The cooperative landscape for these Western expeditions changed dramatically in the period after World War I and into the 1920s. As Jacobs documents in detail, the earlier perception of antiquities as freely transferable commodities changed with the collapse of the Qing government in 1911 and the rise of the new Republic of China. Recognizing the political importance of unifying the country through the perception of a shared cultural heritage, the government nationalized many collections, most notably the vast imperial art collections that would form the new Palace Museum in 1925. We also see the rise of “scientific” archaeology in China and the emergence of a new generation of Western-trained Chinese archaeologists, anthropologists, art historians, and other scholars who returned to China in leadership positions: they implemented new rules and regulations to preserve China's archaeological sites, recognizing the importance of China's antiquities, sites, and museums as symbols of the nation's shared heritage and an important unifying tool for reinforcing political legitimacy.
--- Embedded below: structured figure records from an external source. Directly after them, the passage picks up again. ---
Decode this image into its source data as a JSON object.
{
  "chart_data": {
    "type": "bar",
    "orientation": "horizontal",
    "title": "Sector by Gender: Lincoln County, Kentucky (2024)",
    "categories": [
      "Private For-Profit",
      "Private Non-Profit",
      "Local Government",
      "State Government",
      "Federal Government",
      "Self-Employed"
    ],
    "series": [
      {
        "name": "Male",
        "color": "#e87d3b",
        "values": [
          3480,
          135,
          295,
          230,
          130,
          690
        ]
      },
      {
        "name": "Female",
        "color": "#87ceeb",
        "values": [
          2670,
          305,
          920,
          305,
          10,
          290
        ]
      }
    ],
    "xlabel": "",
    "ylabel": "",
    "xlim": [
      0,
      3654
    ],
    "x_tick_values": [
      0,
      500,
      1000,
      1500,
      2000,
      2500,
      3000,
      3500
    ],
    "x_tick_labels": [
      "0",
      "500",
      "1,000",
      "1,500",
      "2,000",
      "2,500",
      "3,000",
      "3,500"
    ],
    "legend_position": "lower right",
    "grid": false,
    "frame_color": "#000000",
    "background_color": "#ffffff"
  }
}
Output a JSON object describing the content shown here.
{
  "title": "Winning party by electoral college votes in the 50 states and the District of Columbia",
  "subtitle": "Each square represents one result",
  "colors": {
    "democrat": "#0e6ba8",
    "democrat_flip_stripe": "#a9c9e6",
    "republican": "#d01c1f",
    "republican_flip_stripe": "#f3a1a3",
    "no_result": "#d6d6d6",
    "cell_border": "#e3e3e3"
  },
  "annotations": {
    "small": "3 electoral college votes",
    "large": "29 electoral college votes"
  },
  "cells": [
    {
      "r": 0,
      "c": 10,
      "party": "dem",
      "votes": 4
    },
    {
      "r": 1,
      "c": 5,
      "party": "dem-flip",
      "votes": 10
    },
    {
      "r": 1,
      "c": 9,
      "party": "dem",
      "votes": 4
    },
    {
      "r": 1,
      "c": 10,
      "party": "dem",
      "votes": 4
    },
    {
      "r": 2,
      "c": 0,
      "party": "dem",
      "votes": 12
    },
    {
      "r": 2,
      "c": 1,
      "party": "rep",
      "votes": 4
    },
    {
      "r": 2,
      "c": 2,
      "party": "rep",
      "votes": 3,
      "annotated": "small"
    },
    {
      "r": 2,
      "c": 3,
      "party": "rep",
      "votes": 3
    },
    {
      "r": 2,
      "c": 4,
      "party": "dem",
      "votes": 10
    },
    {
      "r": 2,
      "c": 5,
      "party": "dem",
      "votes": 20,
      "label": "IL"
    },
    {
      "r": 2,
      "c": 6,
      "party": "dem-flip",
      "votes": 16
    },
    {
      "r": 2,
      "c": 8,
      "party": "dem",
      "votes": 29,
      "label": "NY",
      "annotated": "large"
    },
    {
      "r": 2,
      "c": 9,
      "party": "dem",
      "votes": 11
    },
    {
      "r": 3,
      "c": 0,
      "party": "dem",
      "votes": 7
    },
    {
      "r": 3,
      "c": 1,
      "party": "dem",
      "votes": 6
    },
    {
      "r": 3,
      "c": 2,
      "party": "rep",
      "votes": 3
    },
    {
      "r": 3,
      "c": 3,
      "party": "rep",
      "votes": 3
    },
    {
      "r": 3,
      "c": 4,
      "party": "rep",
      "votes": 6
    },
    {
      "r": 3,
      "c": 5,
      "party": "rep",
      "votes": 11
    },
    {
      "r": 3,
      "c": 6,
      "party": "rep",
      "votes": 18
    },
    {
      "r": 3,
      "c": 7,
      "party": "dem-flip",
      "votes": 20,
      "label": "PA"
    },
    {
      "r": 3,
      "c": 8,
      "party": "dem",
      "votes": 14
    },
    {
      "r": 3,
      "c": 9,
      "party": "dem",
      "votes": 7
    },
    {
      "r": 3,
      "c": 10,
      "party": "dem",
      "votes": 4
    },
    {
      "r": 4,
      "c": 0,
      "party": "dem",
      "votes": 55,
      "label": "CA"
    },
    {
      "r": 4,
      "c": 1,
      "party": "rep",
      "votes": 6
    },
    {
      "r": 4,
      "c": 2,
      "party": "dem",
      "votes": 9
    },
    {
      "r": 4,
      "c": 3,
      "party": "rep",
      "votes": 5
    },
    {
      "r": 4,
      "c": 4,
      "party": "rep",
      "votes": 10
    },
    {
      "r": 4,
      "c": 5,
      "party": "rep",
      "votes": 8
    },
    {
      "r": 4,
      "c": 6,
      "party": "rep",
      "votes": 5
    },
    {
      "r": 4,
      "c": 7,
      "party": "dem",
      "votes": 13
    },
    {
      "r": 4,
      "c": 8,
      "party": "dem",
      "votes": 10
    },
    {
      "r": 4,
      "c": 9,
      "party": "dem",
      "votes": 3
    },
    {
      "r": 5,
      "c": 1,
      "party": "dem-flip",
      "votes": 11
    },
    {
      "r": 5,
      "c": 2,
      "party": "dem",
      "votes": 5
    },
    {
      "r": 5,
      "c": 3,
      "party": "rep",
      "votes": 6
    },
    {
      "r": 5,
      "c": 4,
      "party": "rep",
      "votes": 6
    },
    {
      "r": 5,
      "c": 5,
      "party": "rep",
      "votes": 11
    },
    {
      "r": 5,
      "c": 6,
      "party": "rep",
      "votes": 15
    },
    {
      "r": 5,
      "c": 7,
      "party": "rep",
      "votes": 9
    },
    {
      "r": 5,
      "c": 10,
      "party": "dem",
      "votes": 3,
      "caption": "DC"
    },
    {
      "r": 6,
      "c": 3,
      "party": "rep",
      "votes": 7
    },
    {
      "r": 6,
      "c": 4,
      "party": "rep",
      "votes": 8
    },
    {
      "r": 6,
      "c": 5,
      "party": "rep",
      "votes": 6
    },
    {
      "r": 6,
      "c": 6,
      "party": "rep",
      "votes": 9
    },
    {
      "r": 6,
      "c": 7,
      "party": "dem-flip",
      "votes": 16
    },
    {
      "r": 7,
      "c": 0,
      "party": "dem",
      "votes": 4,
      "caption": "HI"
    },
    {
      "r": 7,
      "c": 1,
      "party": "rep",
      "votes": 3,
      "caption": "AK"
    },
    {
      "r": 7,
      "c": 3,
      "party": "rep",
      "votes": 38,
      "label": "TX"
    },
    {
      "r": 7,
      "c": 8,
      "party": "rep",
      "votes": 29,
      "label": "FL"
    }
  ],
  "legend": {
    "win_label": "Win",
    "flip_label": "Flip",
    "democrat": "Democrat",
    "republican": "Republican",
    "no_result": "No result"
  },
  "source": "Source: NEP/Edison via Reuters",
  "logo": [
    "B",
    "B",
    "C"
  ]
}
The ruling Nationalist (Kuomintang) government increasingly saw the value of cultural heritage as soft diplomacy: for example, the 1935–1936 exhibition of Chinese antiquities in London sought to elicit international support in the face of growing Japanese militarism. With the establishment of the PRC in 1949, Chinese archaeology and museums from the 1950s through 1970s provided the government with a tangible tool to present a Marxist understanding of social evolution. Importantly, the use of cultural heritage for soft diplomacy continues in China to the present day, as shown by Xi Jinping's ongoing nationwide expansion of archaeology museums to showcase China's long and sophisticated cultural history on the world stage and by the use of maritime archaeology to bolster China's historical claims to dominance over the South China Sea. Indeed, China's massive Belt and Road Initiative (BRI) seeks to renew and strengthen China's historical economic and cultural links along the old Silk Road and well beyond, adding yet another dimension to the relevance of understanding the multilayered Central Asian relationships as laid out in The Compensations of Plunder. As William Faulkner noted (Requiem for a Nun, 1951), “The past is never dead. It's not even past.”